= Association for Contemporary Music =

Alternative organization of Russian composers interested in avant-garde music

Association for Contemporary Music (ACM) (ACM - Ассоциация Современной Музыки, ASM - Assotsiatsiya Sovremennoy Muzyki) was an alternative organization of Russian composers interested in avant-garde music. It was founded by Nikolai Roslavets in 1923. ACM ran concert series and published magazines promoting the modernist music of Mahler, Schoenberg, Berg, Webern, Krenek, and Hindemith, as well as the work of its members. Its leading members were Dmitri Shostakovich, Nikolai Myaskovsky, Vissarion Shebalin, Alexander Mosolov, Gavriil Popov, and Vladimir Shcherbachev. The organization's enthusiasm for avant-garde Western music and for experimentation met with opposition from the Russian Association of Proletarian Musicians (RAPM), which by the late 1920s had eclipsed the ACM in terms of cultural influence. ACM was formally disbanded in 1931,
whereas RAPM existed until 23 April 1932, when it was abolished by the Decree on the Reformation of Literary and Artistic Organizations.

Russia's New ACM (or ACM-2), the revival of the previous organization, was established in Moscow in 1990. Its chairman was composer Edison Denisov. The co-founders of the new ACM were Elena Firsova, Dmitri Smirnov, and Nikolai Korndorf. Its members included Leonid Hrabovsky, Alexander Knaifel, Sergei Pavlenko, Alexander Voustin, Vladislav Shoot, Viktor Yekimovsky, Faraj Karayev, Vyacheslav Artyomov, Vladimir Tarnopolsky, Alexander Raskatov, Ivan Sokolov, and Yuri Kasparov. Eminent composers like Sofia Gubaidulina, Alfred Schnittke, Valentin Silvestrov, and Tigran Mansuryan were invited to join the ACM. ACM became affiliated with the International Society for Contemporary Music (ISCM).

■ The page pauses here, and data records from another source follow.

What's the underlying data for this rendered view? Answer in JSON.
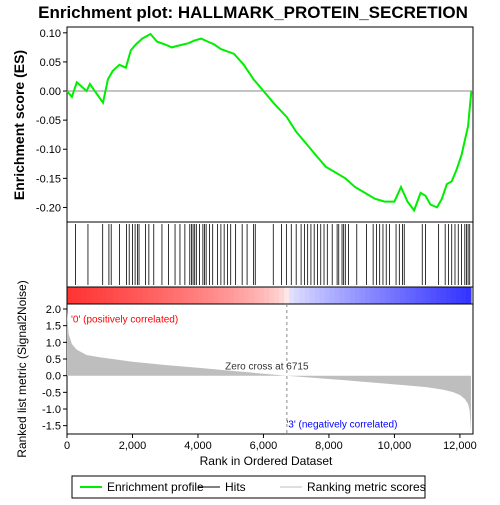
{
  "chart_data": {
    "type": "line",
    "title": "Enrichment plot: HALLMARK_PROTEIN_SECRETION",
    "x_axis": {
      "label": "Rank in Ordered Dataset",
      "range": [
        0,
        12400
      ],
      "ticks": [
        0,
        2000,
        4000,
        6000,
        8000,
        10000,
        12000
      ],
      "tick_labels": [
        "0",
        "2,000",
        "4,000",
        "6,000",
        "8,000",
        "10,000",
        "12,000"
      ]
    },
    "es_panel": {
      "ylabel": "Enrichment score (ES)",
      "ylim": [
        -0.225,
        0.11
      ],
      "yticks": [
        0.1,
        0.05,
        0.0,
        -0.05,
        -0.1,
        -0.15,
        -0.2
      ],
      "ytick_labels": [
        "0.10",
        "0.05",
        "0.00",
        "-0.05",
        "-0.10",
        "-0.15",
        "-0.20"
      ],
      "color": "#00ee00",
      "x": [
        0,
        150,
        300,
        600,
        700,
        1100,
        1250,
        1400,
        1600,
        1800,
        1950,
        2100,
        2300,
        2550,
        2750,
        3000,
        3200,
        3400,
        3700,
        3900,
        4100,
        4300,
        4500,
        4700,
        4900,
        5100,
        5400,
        5700,
        6000,
        6300,
        6715,
        7000,
        7300,
        7600,
        7900,
        8200,
        8500,
        8800,
        9100,
        9400,
        9700,
        10000,
        10200,
        10400,
        10600,
        10800,
        10950,
        11100,
        11300,
        11450,
        11600,
        11750,
        11900,
        12050,
        12150,
        12250,
        12300,
        12350
      ],
      "y": [
        0.0,
        -0.01,
        0.015,
        0.0,
        0.012,
        -0.02,
        0.02,
        0.035,
        0.045,
        0.04,
        0.07,
        0.08,
        0.09,
        0.098,
        0.085,
        0.08,
        0.075,
        0.078,
        0.082,
        0.087,
        0.09,
        0.085,
        0.08,
        0.072,
        0.068,
        0.064,
        0.045,
        0.02,
        0.0,
        -0.02,
        -0.045,
        -0.07,
        -0.09,
        -0.11,
        -0.13,
        -0.14,
        -0.15,
        -0.165,
        -0.175,
        -0.185,
        -0.19,
        -0.19,
        -0.165,
        -0.19,
        -0.205,
        -0.175,
        -0.18,
        -0.195,
        -0.2,
        -0.185,
        -0.16,
        -0.155,
        -0.135,
        -0.11,
        -0.085,
        -0.06,
        -0.03,
        0.0
      ]
    },
    "hits": [
      260,
      640,
      1090,
      1280,
      1350,
      1600,
      1820,
      1900,
      2000,
      2080,
      2150,
      2200,
      2400,
      2500,
      2650,
      2900,
      3100,
      3300,
      3450,
      3600,
      3750,
      3800,
      3850,
      3900,
      3950,
      4050,
      4150,
      4200,
      4250,
      4350,
      4450,
      4600,
      4700,
      4800,
      4900,
      5000,
      5150,
      5350,
      5500,
      5700,
      5750,
      6300,
      6550,
      6700,
      6850,
      7000,
      7150,
      7250,
      7350,
      7450,
      7550,
      7650,
      7750,
      7850,
      7950,
      8100,
      8250,
      8300,
      8400,
      8450,
      8500,
      8600,
      8850,
      9150,
      9350,
      9450,
      9550,
      9650,
      9750,
      9850,
      10050,
      10150,
      10250,
      10300,
      10850,
      10950,
      11350,
      11550,
      11650,
      11750,
      11850,
      11950,
      12050,
      12150,
      12200,
      12250,
      12300
    ],
    "ranked_metric_panel": {
      "ylabel": "Ranked list metric (Signal2Noise)",
      "ylim": [
        -1.75,
        2.15
      ],
      "yticks": [
        2.0,
        1.5,
        1.0,
        0.5,
        0.0,
        -0.5,
        -1.0,
        -1.5
      ],
      "ytick_labels": [
        "2.0",
        "1.5",
        "1.0",
        "0.5",
        "0.0",
        "-0.5",
        "-1.0",
        "-1.5"
      ],
      "fill_color": "#bebebe",
      "x": [
        0,
        50,
        150,
        300,
        600,
        1000,
        2000,
        3000,
        4000,
        5000,
        6000,
        6715,
        7500,
        8500,
        9500,
        10500,
        11000,
        11500,
        11800,
        12000,
        12150,
        12250,
        12300,
        12340
      ],
      "values": [
        1.95,
        1.25,
        0.95,
        0.78,
        0.62,
        0.55,
        0.42,
        0.32,
        0.24,
        0.15,
        0.06,
        0.0,
        -0.06,
        -0.14,
        -0.22,
        -0.3,
        -0.35,
        -0.42,
        -0.5,
        -0.58,
        -0.7,
        -0.85,
        -1.05,
        -1.65
      ],
      "zero_cross_label": "Zero cross at 6715",
      "zero_cross_rank": 6715,
      "positive_label": "'0' (positively correlated)",
      "negative_label": "'3' (negatively correlated)",
      "positive_color": "#ff0000",
      "negative_color": "#0000ff"
    },
    "legend": {
      "placement": "bottom",
      "entries": [
        {
          "label": "Enrichment profile",
          "color": "#00ee00"
        },
        {
          "label": "Hits",
          "color": "#000000"
        },
        {
          "label": "Ranking metric scores",
          "color": "#bebebe"
        }
      ]
    }
  }
}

After the collapse of the Soviet Union in 1991, many members of the ACM emigrated to the West, and Denisov died in 1996. The ACM was split into two parts. One, based in the Union of Composers and led by Victor Yekimovsky, adopted the title "Russian National Section, the International Society for Contemporary Music" (RNS-ISCM); it supported the "Moscow Contemporary Music Ensemble". The other, based in the Moscow Conservatory and led by Vladimir Tarnopolsky, took the name "Centre for Contemporary Music, Moscow" (CCMM). CCMM was the ISCM Associate Member, and supported the "Studio of New Music".